Но Роджерсу этого не понять. У него нет ни подобных мыслей, ни скуки. Роджерс устроил себе такую жизнь, где ни скуке, ни сожалениям просто нет места. Можно утверждать, что скука пугала Роджерса больше смерти, а если он и боялся смерти, то самый большой его страх зиждился на перспективе вечности без юпитеров, камеры и съемок. Этот дух вращал все колесики программы. Даже в преклонных годах Роджерс двигался со стремительностью и живостью, изумлявшими и пугавшими двадцатилеток, которые даже в лучшие дни никогда не имели врожденной и щедрой бодрости основателя программы. Рядом с Роджерсом юные дарования казались дряхлыми развалинами.
В то утро заснеженный Боб Роджерс поднялся на двадцатый этаж здания на Вест-стрит в семь утра, вскоре после самого Клода Миггисона. Он пешком прошел двадцать кварталов от своего дома в Верхнем Ист-сайде и, кажется, нисколько не сетовал на непогоду. Напротив, она будто придала ему сил. Как обычно, он остановился поболтать с презренным Клодом Миггисоном о том, что доставили, что ожидается и что так и не доставили. Роджерс чувствовал сродство с Миггисоном. Друзьями их никто не назвал бы, но они пуд соли вместе съели. У них на глазах поднимались по лестницам сетевые шишки, чьи головы вскоре катились в забвение. Они наблюдали взлеты и падения. Их омывали скандалы, катастрофы и иски о сексуальных домогательствах. Они знали одних и тех же людей, ходили на одни и те же похороны и — реже — на одни и те же свадьбы. Короче говоря, Миггисон был с Роджерсом с самого начала, а потому разговоры с ним, хотя и пустые, полнились эхом общих воспоминаний.
Доверия эти воспоминания не порождали. В то утро Миггисон скрыл свои опасения. Все в порядке, Боб. Все отлично. В точности по графику, вовремя, ничего необычного, — отвечал он на все вопросы, приправляя каждое слово толерантной снисходительностью. Он ценил узы, связывающие его с Роджерсом, и уверенно ими манипулировал, но нутром не доверял ему и понимал, что если оступится, Роджерс посмотрит, как он летит в костер, с отстраненностью лаборанта. Этим знанием он и руководствовался в то утро. Миггисон знал, что если посвятит Роджерса в проблему с ящиками, если хотя бы словечком обмолвится о Румынии или археологических артефактах, проблема обретет собственную жизнь, и он окажется в самой гуще. Роджерс тут же позвонит Тротте домой и накричит на него, мол, Миггисону только что позвонили из службы доставки относительно каких-то дорогущих произведений искусства и почему он, черт побери, позволяет себе перевозить личную собственность за счет компании. Тротта тогда позвонит Миггисону и вставит ему за досужие сплетни. Тут все только и норовят вцепиться в глотку ближнему, и Миггисон часто мечтал о яхтах на золотом горизонте, которые, распустив паруса, уходят к теплым южным гаваням. Как и Тротта, он считал себя в душе художником.

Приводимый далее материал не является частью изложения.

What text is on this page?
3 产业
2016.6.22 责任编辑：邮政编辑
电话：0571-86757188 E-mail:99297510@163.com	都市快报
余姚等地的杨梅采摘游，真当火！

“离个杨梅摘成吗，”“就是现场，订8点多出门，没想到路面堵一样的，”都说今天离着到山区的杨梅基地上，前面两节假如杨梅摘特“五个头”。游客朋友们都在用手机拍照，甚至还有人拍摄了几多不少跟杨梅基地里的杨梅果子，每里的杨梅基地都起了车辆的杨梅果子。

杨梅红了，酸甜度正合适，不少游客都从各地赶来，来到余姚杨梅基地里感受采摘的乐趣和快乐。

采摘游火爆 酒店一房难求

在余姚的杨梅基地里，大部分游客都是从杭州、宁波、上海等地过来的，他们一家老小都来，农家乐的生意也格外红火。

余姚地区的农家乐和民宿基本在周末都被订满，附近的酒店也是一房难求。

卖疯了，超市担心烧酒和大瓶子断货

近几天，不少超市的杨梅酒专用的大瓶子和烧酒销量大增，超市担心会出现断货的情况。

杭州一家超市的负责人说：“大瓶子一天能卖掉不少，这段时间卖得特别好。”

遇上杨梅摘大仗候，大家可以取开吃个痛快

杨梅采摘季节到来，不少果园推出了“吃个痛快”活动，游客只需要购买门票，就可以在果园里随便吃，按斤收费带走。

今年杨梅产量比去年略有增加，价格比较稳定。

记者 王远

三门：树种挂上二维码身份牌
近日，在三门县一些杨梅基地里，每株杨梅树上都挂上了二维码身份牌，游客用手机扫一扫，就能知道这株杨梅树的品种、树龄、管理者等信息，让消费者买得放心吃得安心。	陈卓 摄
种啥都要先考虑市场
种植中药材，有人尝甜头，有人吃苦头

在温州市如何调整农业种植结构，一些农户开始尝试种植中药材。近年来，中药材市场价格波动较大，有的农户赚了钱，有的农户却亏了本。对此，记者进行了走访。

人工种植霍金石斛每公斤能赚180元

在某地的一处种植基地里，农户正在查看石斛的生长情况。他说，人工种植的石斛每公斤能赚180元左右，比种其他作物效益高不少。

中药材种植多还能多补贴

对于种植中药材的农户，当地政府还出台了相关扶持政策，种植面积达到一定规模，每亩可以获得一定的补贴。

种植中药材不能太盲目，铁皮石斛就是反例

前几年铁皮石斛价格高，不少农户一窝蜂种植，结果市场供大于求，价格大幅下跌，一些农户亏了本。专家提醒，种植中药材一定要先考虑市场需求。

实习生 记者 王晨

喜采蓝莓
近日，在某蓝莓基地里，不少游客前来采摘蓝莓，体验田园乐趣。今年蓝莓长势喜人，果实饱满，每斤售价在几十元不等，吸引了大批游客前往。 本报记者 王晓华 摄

Из его кабинета Роджерс вышел в счастливом неведении.
Около девяти утра заняли свои места представители еще одной касты — угнетаемые, но преисполненные надежд ассистенты по производству (или, как их еще тут называют, АП), не обладающие привилегиями иными, нежели жизнеспособность, честолюбие и энтузиазм. Они не секретарши, им не приходится носить стаканчики с кофе, зато у них полно других безрадостных хлопот. Они приносят пленки. Они подбирают и перепроверяют лицензионные соглашения. Они работают в выходные, никогда и ни по какому поводу не отказывают в просьбе и по любым поручениям должны бежать с радостной готовностью. Угрюмость не приветствуется. Угрюмые жены и дети есть у продюсеров дома. От низших чинов им ничего такого не требуется. И несчастные АП, как правило, под них подлаживаются. Если продюсеру сию секунду требуется пленка, ассистент по производству должен все бросить и бежать. Если ассистенту продюсера требуется брошюрка из ближайшего книжного — в солнце и в дождь ассистент по производству рысит на улицу.